For Developers

Structured knowledge, stable identifiers, open data

NEI is designed to be machine-readable from the ground up. Every indicator has a stable identifier, a structured data representation, and a predictable URL. Build on it with confidence.

The data model

The framework has four primary data types, each with a stable identifier and a machine-readable representation:

Concept files

The permanent definition of an indicator — its ID, canonical title, and domain. Never changes once assigned.

Version files

The versioned specification — assessment criteria, evidence requirements, supporting and dissenting citations.

Taxonomy nodes

Domain definitions with stable IDs, descriptions, and edges to parent/child domains.

Release manifests

A snapshot of the framework at a point in time — which indicators, at which versions, were released together.

Full data model documentation →


Stable identifiers

NDI identifiers are generated by a deterministic algorithm: normalize the indicator's canonical title → SHA-256 hash → base32 encode → lowercase → take first 6 characters → prefix NDI-. The same title always generates the same ID. This means IDs can be verified independently and are not dependent on a central registry.

Once assigned, an NDI identifier is permanent. It is never reassigned, never reused, and never retired in a way that makes the original reference invalid. This makes NDI identifiers safe to use as foreign keys in databases, as citation targets in research, and as stable references in software integrations. A reference to NDI-hgbbzn-v1 means exactly the same thing today as it will in ten years.


Machine-readable data

Structured data is available at stable URLs in JSON format:

Endpoint Description
/data/nei-latest.json Full framework data for the current release — all indicators, taxonomy, and metadata
/data/nei-mini.json Compact, LLM-optimised representation — indicator IDs, titles, and one-line descriptions
/data/indicators/{id}.json Single indicator data — concept and latest version specification
/data/taxonomy/{id}.json Single taxonomy node — domain metadata and edges

AI and LLM integration

NEI indicators are designed as retrievable knowledge chunks. Each indicator has a stable ID, a short title, a one-paragraph description, and structured assessment criteria — a format that works well for retrieval-augmented generation and for structured extraction tasks.

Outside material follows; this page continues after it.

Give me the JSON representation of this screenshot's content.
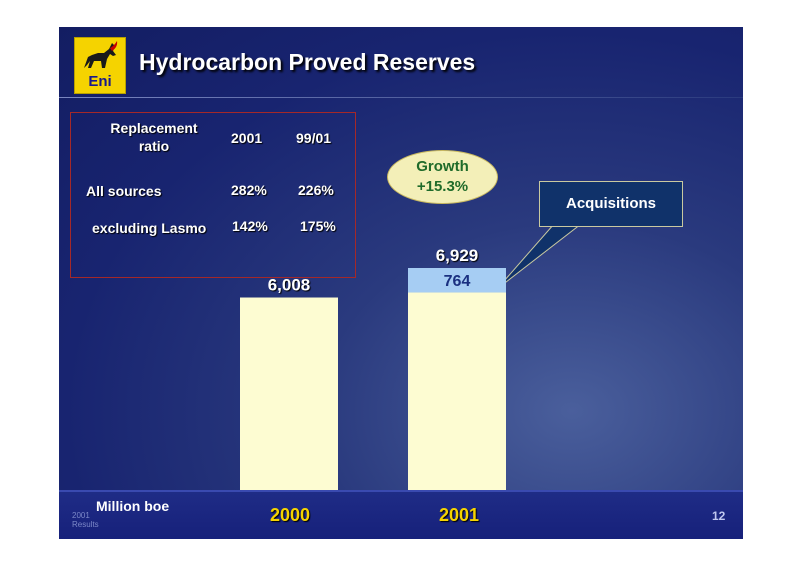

The /data/nei-mini.json file is optimised for inclusion in system prompts.

A structured output schema is available for mapping text — job descriptions, policy documents, employee reviews — to NEI indicators. AI systems can use this schema to tag content with relevant indicator IDs, enabling downstream analysis against the framework. The LLM usage guide has example prompts and integration patterns.


Standards as code

The framework is developed in a public Git repository. Source files are YAML and CSV. Every change is a commit with a documented rationale. The build process generates JSON data files and human-readable documentation from the same source. If you want to understand exactly how an indicator was defined or changed, the full history is in the repository.


Build on NEI

What you can build with stable identifiers, structured data, and an open license:

Analysis tools

Tag organisational content against indicators. Score organisations against the framework. Generate reports from structured evidence.

HR software integrations

Embed NEI indicators in job description tools, policy management systems, or performance review platforms.

AI assistants

Build assistants that can answer questions about workplace design using NEI indicators as a structured knowledge base.